Airline Twitter Sentiment Analysis: Mining Passenger Feedback Using Hive on Cloudera
Keywords: Sentiment Analysis, Hive, Cloudera, Big Data, Twitter, Airline Feedback, Data Analytics, NUS, HPE
As part of the Global Academic Internship Program at National University of Singapore (NUS), in collaboration with Hewlett Packard Enterprise (HPE), we undertook a real-world data analytics project focusing on sentiment analysis of airline passengers using Twitter data. The aim was to gain actionable insights into passenger sentiments and feedback toward major U.S. airlines.
We leveraged Apache Hive on the Cloudera big data platform to process and analyze the large-scale dataset efficiently.
Project Objective
Airlines receive constant feedback on Twitter—ranging from praise and complaints to questions and suggestions. Manually analyzing these millions of tweets is not feasible. Our goal was to:
- Classify passenger sentiments (positive, negative, neutral).
- Identify common issues faced by passengers.
- Understand how sentiment varies across different airlines.
Tools and Technologies
- Hive: Used for querying and analyzing large volumes of structured data.
- Cloudera: Enterprise data platform to manage and process big data at scale.
- Twitter US Airline Dataset: Public dataset containing thousands of tweets directed at U.S. airlines, each labeled with sentiment and reason.
Data Pipeline
1. Data Ingestion: The dataset was imported into Cloudera’s HDFS environment.

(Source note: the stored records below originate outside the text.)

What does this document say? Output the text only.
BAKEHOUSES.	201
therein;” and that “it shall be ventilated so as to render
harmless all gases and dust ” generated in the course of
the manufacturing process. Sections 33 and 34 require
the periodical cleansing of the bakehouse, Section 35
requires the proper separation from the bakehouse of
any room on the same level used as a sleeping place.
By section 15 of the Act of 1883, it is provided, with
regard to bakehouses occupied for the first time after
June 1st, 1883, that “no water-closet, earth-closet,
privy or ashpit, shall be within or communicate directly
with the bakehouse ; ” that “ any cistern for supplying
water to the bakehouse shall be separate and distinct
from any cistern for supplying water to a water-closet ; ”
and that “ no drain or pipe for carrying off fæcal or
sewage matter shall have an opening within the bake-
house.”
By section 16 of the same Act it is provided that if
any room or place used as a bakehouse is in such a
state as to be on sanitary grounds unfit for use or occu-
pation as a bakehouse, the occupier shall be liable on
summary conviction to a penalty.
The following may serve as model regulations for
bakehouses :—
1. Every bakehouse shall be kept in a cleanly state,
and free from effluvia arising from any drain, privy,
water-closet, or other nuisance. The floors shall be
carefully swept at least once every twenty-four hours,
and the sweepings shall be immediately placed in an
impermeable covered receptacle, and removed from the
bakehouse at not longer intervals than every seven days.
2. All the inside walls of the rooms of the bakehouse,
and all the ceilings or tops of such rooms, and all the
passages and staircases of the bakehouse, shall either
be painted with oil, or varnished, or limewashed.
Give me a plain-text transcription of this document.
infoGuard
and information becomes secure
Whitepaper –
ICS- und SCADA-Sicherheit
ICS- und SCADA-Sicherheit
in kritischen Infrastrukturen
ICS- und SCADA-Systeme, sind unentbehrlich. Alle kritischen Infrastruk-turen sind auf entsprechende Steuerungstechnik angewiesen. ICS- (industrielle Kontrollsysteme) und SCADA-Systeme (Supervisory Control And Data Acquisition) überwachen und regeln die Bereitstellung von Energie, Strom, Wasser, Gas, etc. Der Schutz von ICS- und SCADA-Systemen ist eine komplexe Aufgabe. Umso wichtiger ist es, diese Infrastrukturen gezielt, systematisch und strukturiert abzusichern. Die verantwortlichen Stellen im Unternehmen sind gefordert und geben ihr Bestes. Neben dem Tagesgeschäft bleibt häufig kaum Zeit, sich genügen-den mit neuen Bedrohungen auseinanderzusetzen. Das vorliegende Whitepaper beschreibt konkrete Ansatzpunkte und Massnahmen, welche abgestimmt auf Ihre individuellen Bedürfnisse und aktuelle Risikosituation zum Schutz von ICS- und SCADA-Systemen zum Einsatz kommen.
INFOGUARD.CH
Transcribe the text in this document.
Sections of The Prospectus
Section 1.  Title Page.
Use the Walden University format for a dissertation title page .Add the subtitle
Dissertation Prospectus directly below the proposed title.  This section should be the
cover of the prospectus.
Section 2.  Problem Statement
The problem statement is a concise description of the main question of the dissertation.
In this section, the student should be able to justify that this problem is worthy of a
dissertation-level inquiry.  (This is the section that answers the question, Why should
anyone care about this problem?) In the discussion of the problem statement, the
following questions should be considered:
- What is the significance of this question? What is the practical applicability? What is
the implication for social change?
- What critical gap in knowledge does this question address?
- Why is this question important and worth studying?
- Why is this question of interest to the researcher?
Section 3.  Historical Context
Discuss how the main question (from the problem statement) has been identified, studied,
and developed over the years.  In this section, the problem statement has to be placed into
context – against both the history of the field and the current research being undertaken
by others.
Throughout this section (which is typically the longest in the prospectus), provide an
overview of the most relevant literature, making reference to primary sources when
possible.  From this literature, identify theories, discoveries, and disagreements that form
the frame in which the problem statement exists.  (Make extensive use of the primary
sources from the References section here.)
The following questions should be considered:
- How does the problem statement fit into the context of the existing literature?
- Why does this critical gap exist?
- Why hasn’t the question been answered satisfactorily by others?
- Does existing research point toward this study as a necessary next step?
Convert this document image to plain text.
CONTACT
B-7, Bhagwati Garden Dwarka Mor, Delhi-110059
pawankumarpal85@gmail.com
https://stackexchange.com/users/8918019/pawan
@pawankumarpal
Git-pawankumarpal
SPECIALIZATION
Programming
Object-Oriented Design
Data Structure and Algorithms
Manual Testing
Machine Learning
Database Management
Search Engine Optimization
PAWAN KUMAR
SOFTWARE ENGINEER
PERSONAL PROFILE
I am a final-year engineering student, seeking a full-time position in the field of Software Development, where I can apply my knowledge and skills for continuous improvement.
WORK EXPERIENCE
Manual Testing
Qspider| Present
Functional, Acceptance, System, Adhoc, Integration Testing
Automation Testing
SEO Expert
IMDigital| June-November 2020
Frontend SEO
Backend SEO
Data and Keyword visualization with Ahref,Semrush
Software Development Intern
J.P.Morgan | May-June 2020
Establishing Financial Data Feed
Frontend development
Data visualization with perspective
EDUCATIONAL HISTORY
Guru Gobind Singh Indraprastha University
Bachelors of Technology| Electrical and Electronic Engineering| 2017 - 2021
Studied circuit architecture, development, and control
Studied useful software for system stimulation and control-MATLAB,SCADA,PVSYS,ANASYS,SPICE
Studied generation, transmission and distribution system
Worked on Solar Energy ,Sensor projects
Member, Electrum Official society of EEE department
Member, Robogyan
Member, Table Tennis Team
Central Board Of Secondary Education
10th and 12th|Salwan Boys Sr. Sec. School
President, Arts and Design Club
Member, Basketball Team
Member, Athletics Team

2. Schema Creation: We defined tables in Hive to structure the tweet data, including fields like tweet ID, airline name, sentiment label, text, and reasons.
3. Querying with HiveQL: Hive was used to perform sentiment breakdowns, top complaint reasons, and airline-wise comparisons.
4. Visualization: Insights were exported for charting (outside Hive) to identify patterns and trends visually.
Key Findings
- Sentiment Distribution: The majority of tweets were negative, followed by neutral, with only a small percentage being positive.
- Top Complaints: Common issues included flight delays, customer service problems, lost baggage, and booking troubles.
- Airline Comparison:
- Some airlines had a relatively balanced sentiment spread.
- Others showed disproportionately high negative sentiment, highlighting potential areas for service improvement.
- Time of Day Analysis: Tweets posted during flight hours (early morning to late night) showed a higher tendency toward negative sentiment.
Challenges Faced
- Data Cleaning: Tweets are unstructured and noisy; preprocessing was essential before Hive analysis.
- Scalability: Handling large datasets required optimizing Hive queries and using partitioning for faster results.
- Subjectivity of Sentiment: While labels existed, understanding the nuanced tone of a tweet sometimes required deeper linguistic analysis.
Conclusion
This project highlighted the value of big data analytics in the aviation industry. By analyzing large-scale social media data using Hive on Cloudera, we could uncover rich, real-time insights into customer experience—allowing airlines to adapt and improve service quality proactively.
The internship offered practical exposure to enterprise-scale data platforms, reinforced core concepts in data engineering and analytics, and emphasized the importance of real-time sentiment analysis in customer-facing industries.